Gosh, forty-two years ago, I was very pregnant with my daughter. It snowed and sleeted continuously since Thanksgiving that year. I didn’t leave the house except for Church and the Doctor’s appointments I had. The baby was lying on my sciatic nerve, I was in a lot of pain. The doctor told me to lie down when the kids took a nap, and lie on my left side, with my right leg crossed over me, on a pillow. It helped. But Nick was three and didn’t take a nap. It was so hard. Their father got home from work at 3 p.m., and Frankie came home at 3:30 p.m., and everyone was hungry. Stepford Wife that I was and chauvinist their father was, saw me taking care of everyone else and living with the pain. Some days it was severe.
I had an appointment that very day. It was a Friday, the doc knew how uncomfortable I was. He made an appointment to induce me at 4:30 p.m. I was relieved. The only thing the doc used for pain was Demerol (which is never used today from what I understand), and I was aware of everything. The labor went fast. The father had the nerve to ask me to hurry, he had to go bowling and they were in first place, and he had to be there. He didn’t make it that night, and I heard about it forever. Not as if I did it on purpose.

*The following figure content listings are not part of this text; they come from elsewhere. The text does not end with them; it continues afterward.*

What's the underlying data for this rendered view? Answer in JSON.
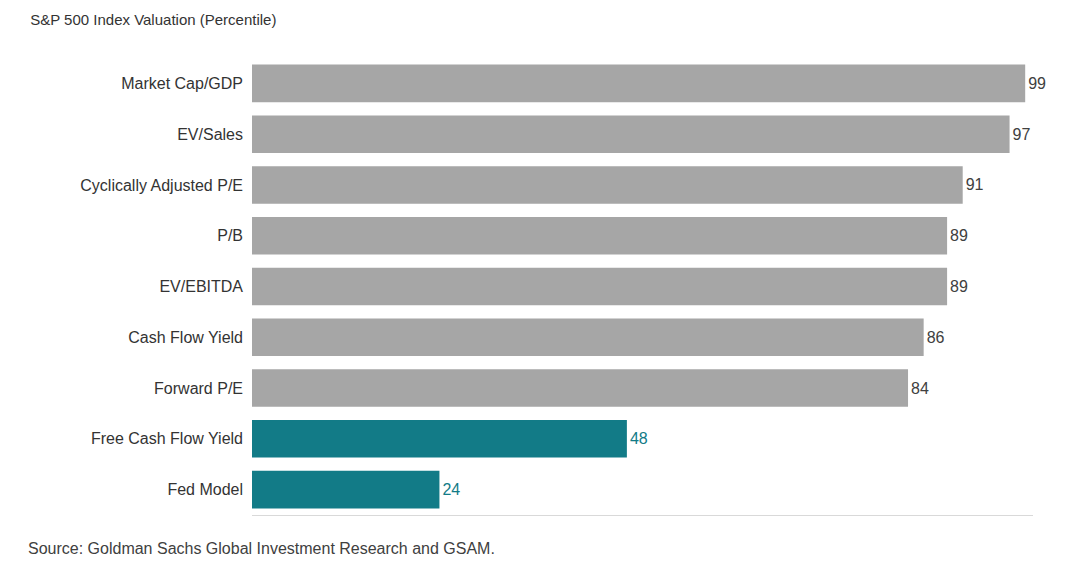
{
  "chart_data": {
    "type": "bar",
    "title": "S&P 500 Index Valuation (Percentile)",
    "orientation": "horizontal",
    "categories": [
      "Market Cap/GDP",
      "EV/Sales",
      "Cyclically Adjusted P/E",
      "P/B",
      "EV/EBITDA",
      "Cash Flow Yield",
      "Forward P/E",
      "Free Cash Flow Yield",
      "Fed Model"
    ],
    "values": [
      99,
      97,
      91,
      89,
      89,
      86,
      84,
      48,
      24
    ],
    "colors": [
      "#a6a6a6",
      "#a6a6a6",
      "#a6a6a6",
      "#a6a6a6",
      "#a6a6a6",
      "#a6a6a6",
      "#a6a6a6",
      "#127b87",
      "#127b87"
    ],
    "xlim": [
      0,
      100
    ],
    "xticks": [],
    "data_labels": true,
    "tick_labels": "y",
    "grid": false,
    "annotations": [
      "Source: Goldman Sachs Global Investment Research and GSAM."
    ]
  }
}
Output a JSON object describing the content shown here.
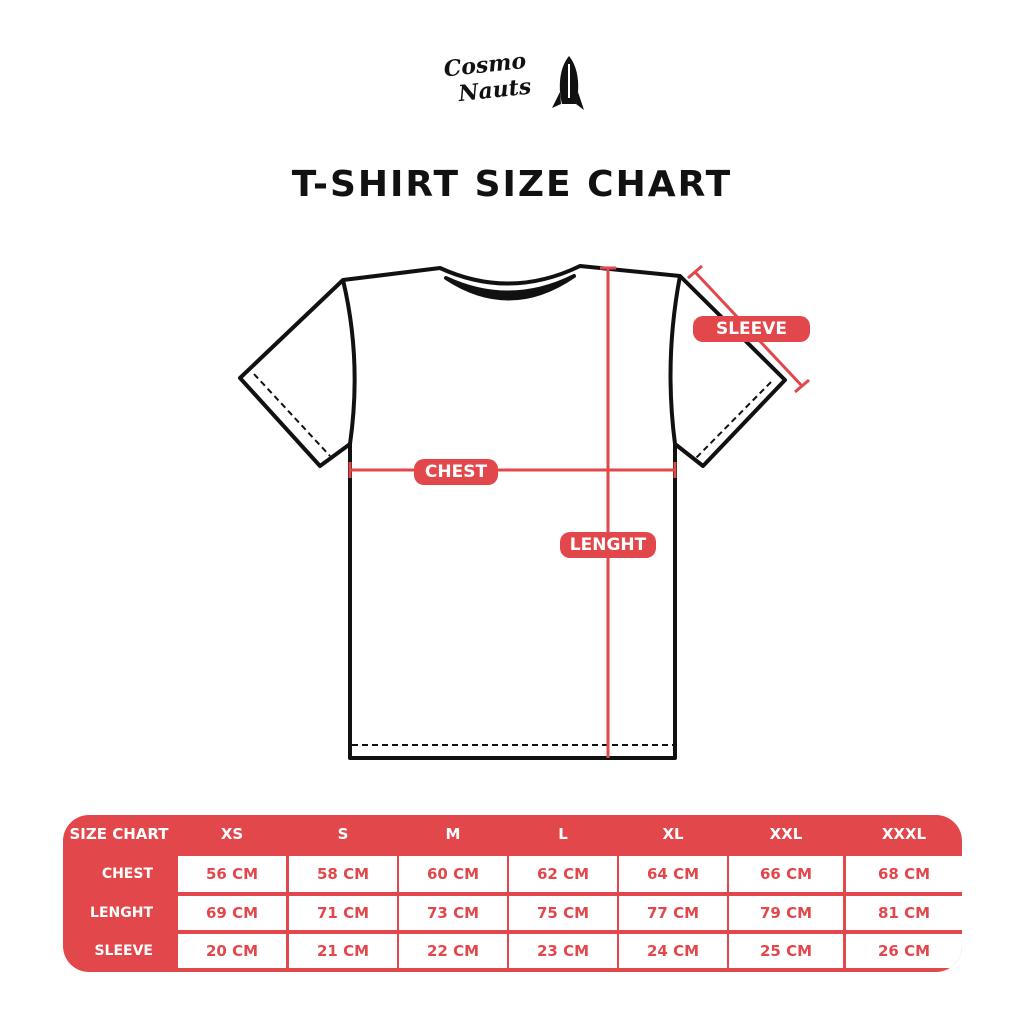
{
  "brand": {
    "logo_text": "Cosmo Nauts",
    "logo_icon": "rocket-icon"
  },
  "title": "T-SHIRT SIZE CHART",
  "colors": {
    "accent": "#e2474b",
    "outline": "#111111"
  },
  "diagram": {
    "labels": {
      "sleeve": "SLEEVE",
      "chest": "CHEST",
      "length": "LENGHT"
    }
  },
  "table": {
    "corner": "SIZE CHART",
    "sizes": [
      "XS",
      "S",
      "M",
      "L",
      "XL",
      "XXL",
      "XXXL"
    ],
    "rows": [
      {
        "label": "CHEST",
        "values": [
          "56 CM",
          "58 CM",
          "60 CM",
          "62 CM",
          "64 CM",
          "66 CM",
          "68 CM"
        ]
      },
      {
        "label": "LENGHT",
        "values": [
          "69 CM",
          "71 CM",
          "73 CM",
          "75 CM",
          "77 CM",
          "79 CM",
          "81 CM"
        ]
      },
      {
        "label": "SLEEVE",
        "values": [
          "20 CM",
          "21 CM",
          "22 CM",
          "23 CM",
          "24 CM",
          "25 CM",
          "26 CM"
        ]
      }
    ]
  }
}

Years later, I see how awful that was. But I didn’t say anything. But it was selfish and awful. We were only married for three years after that. I just couldn’t take it any more. Yes, I’ve changed a lot from those days. Thank God! I learned a lot of independence from my smart, talented, beautiful daughter. She was so independent! I was in awe of her and still am. Happy Birthday, Becky.
Yes, it was hard getting from there to here. Nothing mattered to me more than my kids. It’s finally “my” turn at life. It’s why I’m an author. It’s why I’m working on a brand new craft. It’s why I’m still learning. I’m so enthused and grateful for this opportunity, which I’ve created for myself. I’m so glad you are along for the ride.
Thank you for reading today. Let’s help each other out. Hold the door. Shovel a walk. Help someone stuck in the snow with their car. Take a minute to be kind. Be Thoughtful. Be Mindful of your attitude. Take care. See you tomorrow!